Unwiderstehliche verbotene Orte und beleidigte Leberwürste

Verbotene Orte. Sind besonders spannend. Und wenn sie dann noch eng, warm, dunkel, kuschelig, muffig und versteckt sind – sind sie unwiderstehlich. Für mich. Wie der Apfel für Eva – you know? Die Bibelstory mit Adam, ihr und der Vertreibung aus dem Paradies. Die vertrieben wurden, weil eben das Weib nicht der Versuchung, einen verbotenen Apfel zu kosten, widerstehen konnte. Was ich allerdings gut nachvollziehen kann.
Auch ich kann plötzlich wie Eva ganz weibisch werden. Versuchung nicht widerstehen. Wenn ich mein – verbotenes – Paradies sehe. Ein Regal. Besser: ein mit Lappen und Tüten vollgestopftes Loch in der Küchenzeile meiner Leute.

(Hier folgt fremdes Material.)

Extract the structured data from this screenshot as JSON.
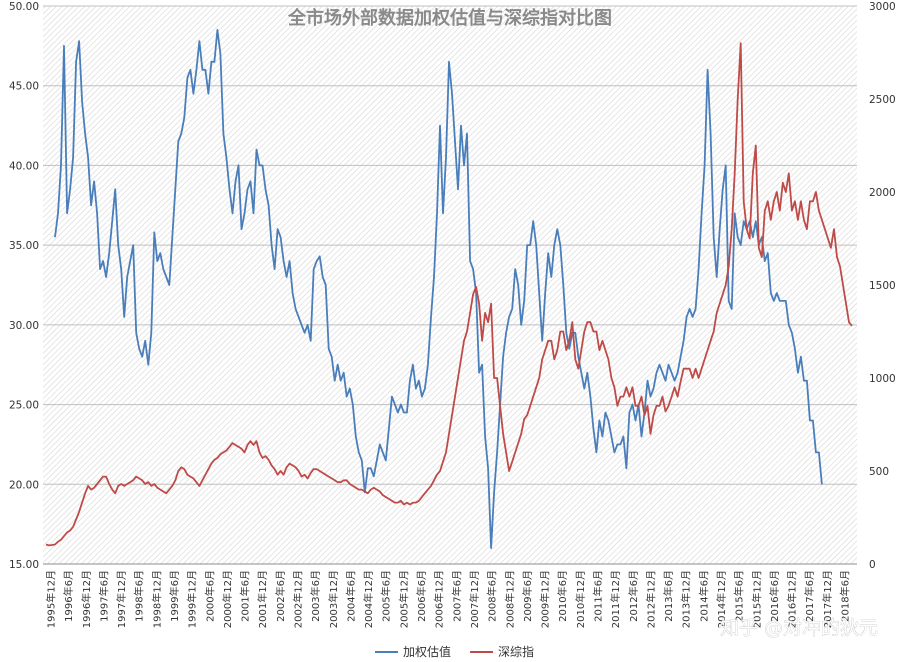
{
  "chart_data": {
    "type": "line",
    "title": "全市场外部数据加权估值与深综指对比图",
    "x_tick_labels": [
      "1995年12月",
      "1996年6月",
      "1996年12月",
      "1997年6月",
      "1997年12月",
      "1998年6月",
      "1998年12月",
      "1999年6月",
      "1999年12月",
      "2000年6月",
      "2000年12月",
      "2001年6月",
      "2001年12月",
      "2002年6月",
      "2002年12月",
      "2003年6月",
      "2003年12月",
      "2004年6月",
      "2004年12月",
      "2005年6月",
      "2005年12月",
      "2006年6月",
      "2006年12月",
      "2007年6月",
      "2007年12月",
      "2008年6月",
      "2008年12月",
      "2009年6月",
      "2009年12月",
      "2010年6月",
      "2010年12月",
      "2011年6月",
      "2011年12月",
      "2012年6月",
      "2012年12月",
      "2013年6月",
      "2013年12月",
      "2014年6月",
      "2014年12月",
      "2015年6月",
      "2015年12月",
      "2016年6月",
      "2016年12月",
      "2017年6月",
      "2017年12月",
      "2018年6月"
    ],
    "y_left": {
      "min": 15,
      "max": 50,
      "ticks": [
        "15.00",
        "20.00",
        "25.00",
        "30.00",
        "35.00",
        "40.00",
        "45.00",
        "50.00"
      ]
    },
    "y_right": {
      "min": 0,
      "max": 3000,
      "ticks": [
        "0",
        "500",
        "1000",
        "1500",
        "2000",
        "2500",
        "3000"
      ]
    },
    "grid": true,
    "legend_position": "bottom",
    "series": [
      {
        "name": "加权估值",
        "axis": "left",
        "color": "#4a7ebb",
        "start_index": 3,
        "values": [
          35.5,
          37.0,
          40.0,
          47.5,
          37.0,
          38.5,
          40.5,
          46.5,
          47.8,
          44.0,
          42.0,
          40.5,
          37.5,
          39.0,
          37.0,
          33.5,
          34.0,
          33.0,
          34.5,
          36.5,
          38.5,
          35.0,
          33.5,
          30.5,
          33.0,
          34.0,
          35.0,
          29.5,
          28.5,
          28.0,
          29.0,
          27.5,
          29.5,
          35.8,
          34.0,
          34.5,
          33.5,
          33.0,
          32.5,
          35.5,
          38.5,
          41.5,
          42.0,
          43.0,
          45.5,
          46.0,
          44.5,
          46.0,
          47.8,
          46.0,
          46.0,
          44.5,
          46.5,
          46.5,
          48.5,
          47.0,
          42.0,
          40.5,
          38.5,
          37.0,
          39.0,
          40.0,
          36.0,
          37.0,
          38.5,
          39.0,
          37.0,
          41.0,
          40.0,
          40.0,
          38.5,
          37.5,
          35.0,
          33.5,
          36.0,
          35.5,
          34.0,
          33.0,
          34.0,
          32.0,
          31.0,
          30.5,
          30.0,
          29.5,
          30.0,
          29.0,
          33.5,
          34.0,
          34.3,
          33.0,
          32.5,
          28.5,
          28.0,
          26.5,
          27.5,
          26.5,
          27.0,
          25.5,
          26.0,
          25.0,
          23.0,
          22.0,
          21.5,
          19.5,
          21.0,
          21.0,
          20.5,
          21.5,
          22.5,
          22.0,
          21.5,
          23.5,
          25.5,
          25.0,
          24.5,
          25.0,
          24.5,
          24.5,
          26.5,
          27.5,
          26.0,
          26.5,
          25.5,
          26.0,
          27.5,
          30.5,
          33.0,
          37.0,
          42.5,
          37.0,
          40.5,
          46.5,
          44.5,
          41.5,
          38.5,
          42.5,
          40.0,
          42.0,
          34.0,
          33.5,
          32.0,
          27.0,
          27.5,
          23.0,
          21.0,
          16.0,
          19.5,
          22.0,
          25.0,
          28.0,
          29.5,
          30.5,
          31.0,
          33.5,
          32.5,
          30.0,
          31.5,
          35.0,
          35.0,
          36.5,
          35.0,
          32.0,
          29.0,
          32.0,
          34.5,
          33.0,
          35.0,
          36.0,
          35.0,
          32.5,
          29.5,
          28.5,
          29.5,
          29.5,
          28.0,
          27.0,
          26.0,
          27.0,
          25.5,
          23.5,
          22.0,
          24.0,
          23.0,
          24.5,
          24.0,
          23.0,
          22.0,
          22.5,
          22.5,
          23.0,
          21.0,
          24.5,
          25.0,
          24.0,
          25.0,
          23.0,
          24.5,
          26.5,
          25.5,
          26.0,
          27.0,
          27.5,
          27.0,
          26.5,
          27.5,
          27.0,
          26.5,
          27.0,
          28.0,
          29.0,
          30.5,
          31.0,
          30.5,
          31.0,
          33.5,
          37.0,
          40.0,
          46.0,
          42.0,
          35.5,
          33.0,
          36.0,
          38.5,
          40.0,
          31.5,
          31.0,
          37.0,
          35.5,
          35.0,
          36.5,
          36.0,
          36.5,
          35.5,
          36.5,
          35.0,
          35.5,
          34.0,
          34.5,
          32.0,
          31.5,
          32.0,
          31.5,
          31.5,
          31.5,
          30.0,
          29.5,
          28.5,
          27.0,
          28.0,
          26.5,
          26.5,
          24.0,
          24.0,
          22.0,
          22.0,
          20.0
        ]
      },
      {
        "name": "深综指",
        "axis": "right",
        "color": "#be4b48",
        "start_index": 0,
        "values": [
          105,
          100,
          102,
          105,
          120,
          130,
          150,
          170,
          180,
          200,
          240,
          280,
          330,
          380,
          420,
          400,
          410,
          430,
          450,
          470,
          470,
          430,
          400,
          380,
          420,
          430,
          420,
          430,
          440,
          450,
          470,
          460,
          450,
          430,
          440,
          420,
          430,
          410,
          400,
          390,
          380,
          400,
          420,
          450,
          500,
          520,
          510,
          480,
          470,
          460,
          440,
          420,
          450,
          480,
          510,
          540,
          560,
          570,
          590,
          600,
          610,
          630,
          650,
          640,
          630,
          620,
          600,
          640,
          660,
          640,
          660,
          600,
          570,
          580,
          560,
          530,
          510,
          480,
          500,
          480,
          520,
          540,
          530,
          520,
          500,
          470,
          480,
          460,
          490,
          510,
          510,
          500,
          490,
          480,
          470,
          460,
          450,
          440,
          440,
          450,
          450,
          430,
          420,
          410,
          400,
          400,
          390,
          380,
          400,
          410,
          400,
          390,
          370,
          360,
          350,
          340,
          330,
          330,
          340,
          320,
          330,
          320,
          330,
          330,
          340,
          360,
          380,
          400,
          420,
          450,
          480,
          500,
          550,
          600,
          700,
          800,
          900,
          1000,
          1100,
          1200,
          1250,
          1350,
          1450,
          1490,
          1400,
          1200,
          1350,
          1300,
          1400,
          1000,
          1000,
          850,
          700,
          600,
          500,
          550,
          600,
          650,
          700,
          780,
          800,
          850,
          900,
          950,
          1000,
          1100,
          1150,
          1200,
          1200,
          1100,
          1150,
          1250,
          1250,
          1150,
          1200,
          1300,
          1100,
          1050,
          1150,
          1250,
          1300,
          1300,
          1250,
          1250,
          1150,
          1200,
          1150,
          1100,
          1000,
          950,
          850,
          900,
          900,
          950,
          900,
          950,
          850,
          850,
          900,
          800,
          850,
          700,
          800,
          850,
          850,
          900,
          820,
          850,
          900,
          950,
          900,
          980,
          1050,
          1050,
          1050,
          1000,
          1050,
          1000,
          1050,
          1100,
          1150,
          1200,
          1250,
          1350,
          1400,
          1450,
          1500,
          1600,
          1800,
          2100,
          2500,
          2800,
          1950,
          1800,
          1750,
          2100,
          2250,
          1700,
          1650,
          1900,
          1950,
          1850,
          1950,
          2000,
          1900,
          2050,
          2000,
          2100,
          1900,
          1950,
          1850,
          1950,
          1850,
          1800,
          1950,
          1950,
          2000,
          1900,
          1850,
          1800,
          1750,
          1700,
          1800,
          1650,
          1600,
          1500,
          1400,
          1300,
          1280
        ]
      }
    ],
    "watermark": "知乎 @对冲的狄元"
  }
}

In das ich reinkriechen kann, wenn ich es zuvor ausgeräumt habe.

Wo sich dann eine Art Gang erstreckt. Und ich plötzlich hinter dem Herd sitze. Liege. Vorbeirolle. Oder hinter dem Mülleimer. Und dann – wenn ich mich gedreht habe – Blick habe auf die Hauptversammlung meiner Leute. In der Küche. Ich kann sie sehen – sie mich nicht. Sie goutieren meinen Ort nicht. Verjagen mich derb. Immerhin: Das Ortsverbot gilt auch für Coco. Die diesen Ort liebt. Wie ich.
Nun, die große Frage ist: Sind meine heute einführenden Worte beleidigend? Degradierend? Chauvinistisch? Gegenüber Frauen. Die ich – zugegeben – herabwürdigend als Weiber bezeichne. Und sie dann auch noch gleichsetze mit „Versuchung nicht widerstehen“ könnend? Ich würde eine Beleidigung in diesem Fall verneinen.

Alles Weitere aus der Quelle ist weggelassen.